Monday, June 18, 2012

The Buddha says that you have the Cat Plague Nature

Some people love to find ancient stories that lead us to great wisdom, providing those stories come from any culture other than Western civilization.  They also love to be compassionate to all (non-vegetable) creatures.  You'd think that the first would inform their understanding of the second.

You'd think, but it seems that one guy didn't:
A 50-something animal nut in Bend, OR saw a stray cat with a mouse in its mouth. The mouse was still alive, so PaPa PETA decides to rescue the little mammal from the big one. In the ensuing melee, the guy gets bitten by either the cat, the mouse or both.

Now...he’s got the plague.
He didn't think that yersinia pestis has the Plague Nature. Other than that, his cunning plan was, well cunning.


Some people have learned the Buddha's lesson on cats:
So I decided, no more cats.

But the cats came anyway. There must be some pipeline among animals that lets them know where they can find a free meal. One day four half wild kittens showed up in the woodpile. Another time two kittens were foisted on me. If I didn’t take them I was told, they were going to the river. When I came back from India, my son had taken in a small gray cat.
Since the world is not full of eager people to take in stray cats, I keep them and feed them. And, often, they disappear.

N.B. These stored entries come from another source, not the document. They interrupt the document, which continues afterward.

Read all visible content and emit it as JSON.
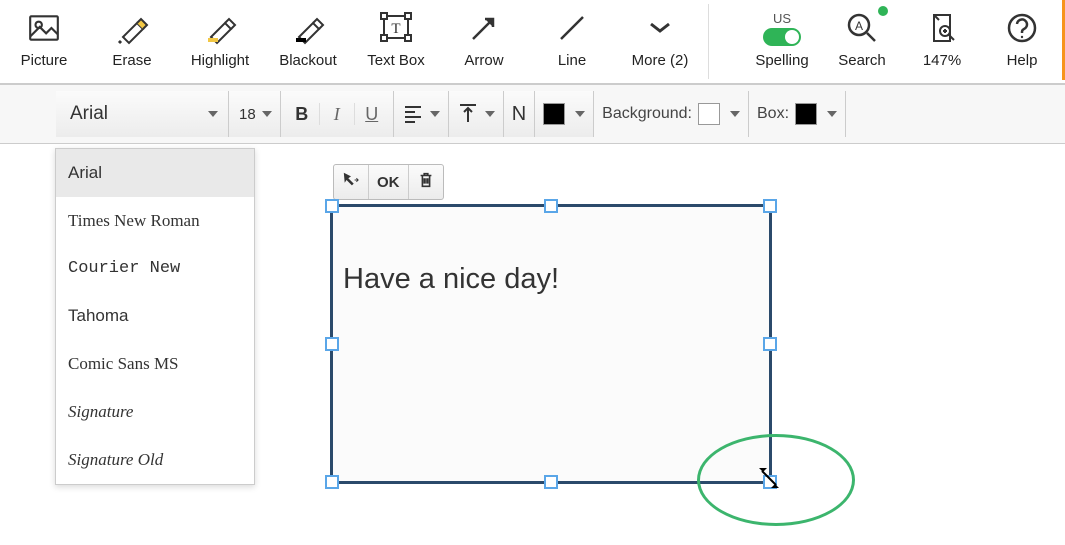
{
  "toolbar": {
    "picture": "Picture",
    "erase": "Erase",
    "highlight": "Highlight",
    "blackout": "Blackout",
    "textbox": "Text Box",
    "arrow": "Arrow",
    "line": "Line",
    "more": "More (2)",
    "spelling": "Spelling",
    "spelling_lang": "US",
    "search": "Search",
    "zoom": "147%",
    "help": "Help"
  },
  "format": {
    "font_current": "Arial",
    "font_size": "18",
    "bold": "B",
    "italic": "I",
    "underline": "U",
    "normal": "N",
    "bg_label": "Background:",
    "box_label": "Box:"
  },
  "font_options": [
    {
      "label": "Arial",
      "css": "Arial, sans-serif",
      "selected": true
    },
    {
      "label": "Times New Roman",
      "css": "'Times New Roman', serif",
      "selected": false
    },
    {
      "label": "Courier New",
      "css": "'Courier New', monospace",
      "selected": false
    },
    {
      "label": "Tahoma",
      "css": "Tahoma, sans-serif",
      "selected": false
    },
    {
      "label": "Comic Sans MS",
      "css": "'Comic Sans MS', cursive",
      "selected": false
    },
    {
      "label": "Signature",
      "css": "'Brush Script MT', cursive",
      "selected": false
    },
    {
      "label": "Signature Old",
      "css": "'Brush Script MT', cursive",
      "selected": false
    }
  ],
  "mini_toolbar": {
    "ok": "OK"
  },
  "textbox": {
    "content": "Have a nice day!"
  },
  "colors": {
    "text": "#000000",
    "background": "#ffffff",
    "box": "#000000"
  }
}
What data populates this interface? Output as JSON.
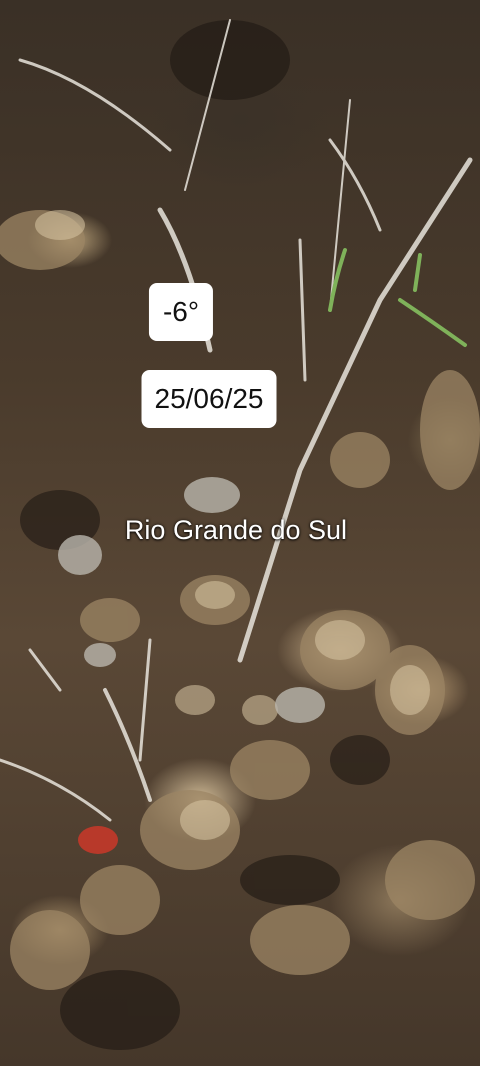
{
  "overlay": {
    "temperature": "-6°",
    "date": "25/06/25",
    "location": "Rio Grande do Sul"
  }
}
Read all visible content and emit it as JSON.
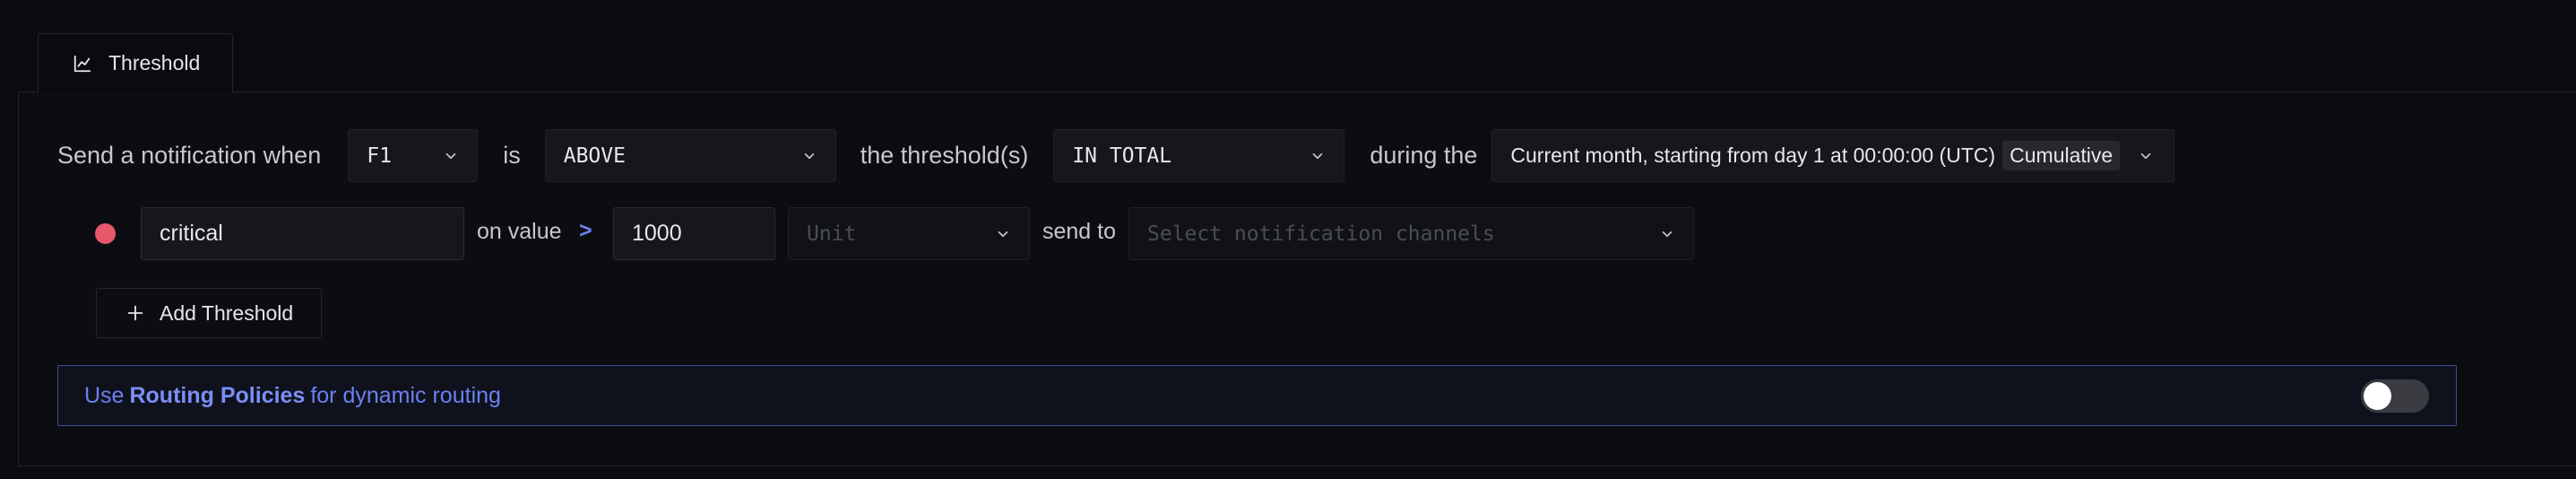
{
  "tab": {
    "label": "Threshold",
    "icon": "line-chart-icon"
  },
  "condition": {
    "prefix": "Send a notification when",
    "metric": "F1",
    "is_label": "is",
    "operator": "ABOVE",
    "threshold_label": "the threshold(s)",
    "match_type": "IN TOTAL",
    "during_label": "during the",
    "window": "Current month, starting from day 1 at 00:00:00 (UTC)",
    "window_badge": "Cumulative"
  },
  "threshold": {
    "color": "#e8566b",
    "name": "critical",
    "on_value_label": "on value",
    "comparator": ">",
    "value": "1000",
    "unit_placeholder": "Unit",
    "send_to_label": "send to",
    "channels_placeholder": "Select notification channels"
  },
  "add_threshold_label": "Add Threshold",
  "routing": {
    "prefix": "Use",
    "link": "Routing Policies",
    "suffix": "for dynamic routing",
    "enabled": false
  }
}
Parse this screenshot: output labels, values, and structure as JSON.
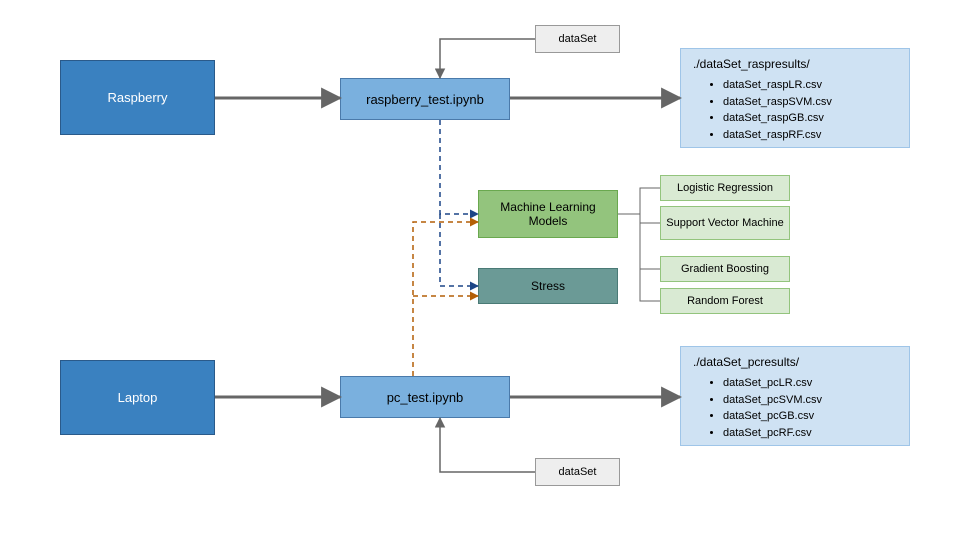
{
  "nodes": {
    "raspberry": "Raspberry",
    "laptop": "Laptop",
    "raspberry_test": "raspberry_test.ipynb",
    "pc_test": "pc_test.ipynb",
    "dataset_top": "dataSet",
    "dataset_bottom": "dataSet",
    "ml_models": "Machine Learning Models",
    "stress": "Stress",
    "lr": "Logistic Regression",
    "svm": "Support Vector Machine",
    "gb": "Gradient Boosting",
    "rf": "Random Forest"
  },
  "rasp_results": {
    "title": "./dataSet_raspresults/",
    "items": [
      "dataSet_raspLR.csv",
      "dataSet_raspSVM.csv",
      "dataSet_raspGB.csv",
      "dataSet_raspRF.csv"
    ]
  },
  "pc_results": {
    "title": "./dataSet_pcresults/",
    "items": [
      "dataSet_pcLR.csv",
      "dataSet_pcSVM.csv",
      "dataSet_pcGB.csv",
      "dataSet_pcRF.csv"
    ]
  },
  "colors": {
    "solid_edge": "#666666",
    "blue_dash": "#1c4587",
    "orange_dash": "#b45f06"
  }
}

I took it hard at first. I still take it hard, but I’m learning to let them go. Cats have their own minds and here on the hill, I can’t really think of them as belonging to me. They stop by and offer company and every day I realize may be the last time I see them.

More importantly, I’ve learned I can’t save them. Whatever fate or karma is theirs’ in this world, all I can do is give them shelter while they’re here and say a prayer for them when they go.
That's a pretty decent grounding in the world as it is, compassion mixed in equal measure with realism.  After all, the Buddha tells us that our ego is our biggest obstacle on our path to enlightenment.  Perhaps our hero with the mouse can treat his hospital stay as an opportunity to meditate on ego, and of the virtue of sitting quietly, doing nothing.

And remember, if you meet Yersinia Pestis on the road, kill him.

Via Michael Graham, who has the hilarious talk show host nature.

1 comment:

  1. I thought the Plague Nature was to be spread by flea bites and not the mammals themselves. In which case, merely being close to the two could amount to being in the wrong place at the wrong time.